[No public or meaningful name is available]

Administrative data

Endpoint:

acute toxicity: dermal

Type of information:

experimental study

Adequacy of study:

key study

Study period:

August 25, 2004 - September 08, 2004

Reliability:

1 (reliable without restriction)

Rationale for reliability incl. deficiencies:

other: The study has been performed according to OECD and/or EC guidelines and according to GLP principles.

Data source

Materials and methods

Test guidelineopen allclose all

GLP compliance:

yes

Test type:

standard acute method

Limit test:

yes

Test material

Test animals

Species:

rat

Strain:

other: Wistar strain, Crl:(WI) BR

Sex:

male/female

Details on test animals or test system and environmental conditions:

- Source: Charles River Deutschland, Sulzfeld, Germany.
- Age at study initiation: Young adult animals (approx. 8 weeks old)
- Weight at study initiation: Body weight variation was within +/- 20% of the sex mean.
- Housing: Individually housed in labelled Macrolon cages
- Diet: Free access to standard pelleted laboratory animal diet (from Altromin (code VRF 1), Lage, Germany).
- Water: Free access to tap water.
- Acclimation period: At least 5 days

ENVIRONMENTAL CONDITIONS
- Temperature (°C): 20.1 – 23.5
- Humidity (%): 41 - 74
- Air changes (per hr): approx 15
- Photoperiod (hrs dark / hrs light): 12/12

Cleaning procedures in the room might have caused the temporary fluctuations above the optimal maximum level of 70% for relative humidity. Based on laboratory historical data, these fluctuations were considered not to have affected the study integrity.

Administration / exposure

Type of coverage:

occlusive

Vehicle:

unchanged (no vehicle)

Details on dermal exposure:

One day before exposure (Day -1) an area of approximately 5x7 cm on the back of the animal was clipped.

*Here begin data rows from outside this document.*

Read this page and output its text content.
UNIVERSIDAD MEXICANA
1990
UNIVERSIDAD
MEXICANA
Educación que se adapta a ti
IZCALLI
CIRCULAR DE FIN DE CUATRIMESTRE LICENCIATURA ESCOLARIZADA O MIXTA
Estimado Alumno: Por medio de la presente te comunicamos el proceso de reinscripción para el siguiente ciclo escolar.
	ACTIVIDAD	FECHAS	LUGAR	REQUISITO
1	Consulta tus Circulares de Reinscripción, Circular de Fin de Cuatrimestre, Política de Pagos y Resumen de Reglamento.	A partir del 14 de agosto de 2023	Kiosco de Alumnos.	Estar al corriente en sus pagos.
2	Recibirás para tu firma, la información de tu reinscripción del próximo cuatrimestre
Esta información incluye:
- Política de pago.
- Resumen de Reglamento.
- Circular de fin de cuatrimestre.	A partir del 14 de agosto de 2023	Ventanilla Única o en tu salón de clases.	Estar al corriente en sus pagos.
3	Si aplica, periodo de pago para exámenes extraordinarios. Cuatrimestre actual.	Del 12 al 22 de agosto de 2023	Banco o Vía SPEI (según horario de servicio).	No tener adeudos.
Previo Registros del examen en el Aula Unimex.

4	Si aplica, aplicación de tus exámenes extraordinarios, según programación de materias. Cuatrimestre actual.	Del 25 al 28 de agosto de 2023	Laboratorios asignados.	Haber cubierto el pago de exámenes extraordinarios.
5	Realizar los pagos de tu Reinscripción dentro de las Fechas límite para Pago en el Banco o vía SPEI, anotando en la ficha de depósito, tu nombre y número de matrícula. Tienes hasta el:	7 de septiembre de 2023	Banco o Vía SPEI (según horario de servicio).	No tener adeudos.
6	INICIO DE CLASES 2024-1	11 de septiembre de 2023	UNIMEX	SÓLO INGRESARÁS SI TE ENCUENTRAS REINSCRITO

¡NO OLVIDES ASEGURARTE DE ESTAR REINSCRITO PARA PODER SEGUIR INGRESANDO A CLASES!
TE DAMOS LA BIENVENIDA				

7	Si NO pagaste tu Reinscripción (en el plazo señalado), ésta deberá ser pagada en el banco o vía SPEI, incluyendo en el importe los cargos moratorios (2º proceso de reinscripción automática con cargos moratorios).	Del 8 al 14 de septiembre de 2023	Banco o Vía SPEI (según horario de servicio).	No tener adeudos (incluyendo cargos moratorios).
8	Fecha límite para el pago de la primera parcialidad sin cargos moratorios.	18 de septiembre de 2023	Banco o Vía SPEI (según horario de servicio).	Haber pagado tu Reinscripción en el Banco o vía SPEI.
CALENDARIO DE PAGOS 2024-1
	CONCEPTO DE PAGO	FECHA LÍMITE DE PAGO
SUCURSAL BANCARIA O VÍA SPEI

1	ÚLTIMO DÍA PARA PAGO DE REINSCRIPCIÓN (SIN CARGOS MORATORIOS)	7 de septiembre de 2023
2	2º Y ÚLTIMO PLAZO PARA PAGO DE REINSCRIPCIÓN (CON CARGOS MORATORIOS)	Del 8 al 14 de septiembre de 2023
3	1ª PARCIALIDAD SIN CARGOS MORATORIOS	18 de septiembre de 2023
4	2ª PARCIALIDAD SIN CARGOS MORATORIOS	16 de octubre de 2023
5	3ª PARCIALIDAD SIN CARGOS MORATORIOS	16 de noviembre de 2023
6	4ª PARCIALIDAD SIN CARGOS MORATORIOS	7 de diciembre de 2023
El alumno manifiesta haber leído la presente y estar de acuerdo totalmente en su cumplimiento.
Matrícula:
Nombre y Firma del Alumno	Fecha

The test substance was applied in an area of approx. 10% of the total body surface, i.e. approx. 25 cm² for males and 18 cm² for females. The test substance was held in contact with the skin with a dressing, consisting of a surgical gauze patch (Surgy 1D), successively covered with aluminium foil and Coban elastic bandage. A piece of Micropore tape was additionally used for fixation of the bandages in females only.

Frequency: Single dosage, on Day 1.

Washing: Following application, dressings were removed and the skin cleaned of residual test substance using water.

Duration of exposure:

24 hours.

Doses:

2000 mg/kg

No. of animals per sex per dose:

5

Control animals:

no

Details on study design:

Dose volume: (1.754 ml/kg) body weight. Dose volume calculated as follows: dose level : density.

DOSAGE PREPARATION: The test substance was dosed undiluted as delivered by the sponsor.

Duration of observation period following administration: 14 days
- Frequency of observations and weighing:
Mortality/Viability: Twice daily.
Body weights: Days 1 (pre-administration), 8 and 15 and at death (if found dead after day 1).
Clinical signs: At periodic intervals on the day of dosing (day 1) and once daily thereafter, until day 15.
- Necropsy of survivors performed: All animals assigned to the study were subjected to necropsy and descriptions of all internal macroscopic abnormalities recorded.

Statistics:

None.

Results and discussion

Mortality:

One male was found dead on day 1.

Clinical signs:

other: Hunched or flat posture, chromodacryorrhoea, diarrhoea and/or hypothermia were noted among all animals on days 1 and/or 2. General or maculate erythema, scales and/or scabs were seen in the treated skin-area of all animals during the observation period.

Gross pathology:

Isolated gray-white foci on the liver and enlargement of the liver were noted in the animal found dead on day 1. Macroscopic post mortem examination of the other animals did not reveal any abnormalities.

Applicant's summary and conclusion

Interpretation of results:

GHS criteria not met

Conclusions:

In an acute dermal toxicity study with rats, performed according to OECD/EC test guidelines, an LD50 >2000 mg/kg bw was determined.

Executive summary:

DHX2 was administered to five Wistar rats of each sex by a single dermal occlusive application at 2000 mg/kg bw according to OECD 402 guideline and GLP principles.

One male was found dead on day 1. Hunched or flat posture, chromodacryorrhoea, diarrhoea and/or hypothermia were noted among all animals on days 1 and/or 2. General or maculate erythema, scales and/or scabs were seen in the treated skin-area of all animals during the observation period. No body weight gain effects were observed. Isolated gray-white foci on the liver and enlargement of the liver were noted in the animal found dead on day 1. Macroscopic post mortem examination of the surviving animals did not reveal any abnormalities.

The dermal LD₅₀value of DHX2 in Wistar rats was established to exceed 2000 mg/kg body weight.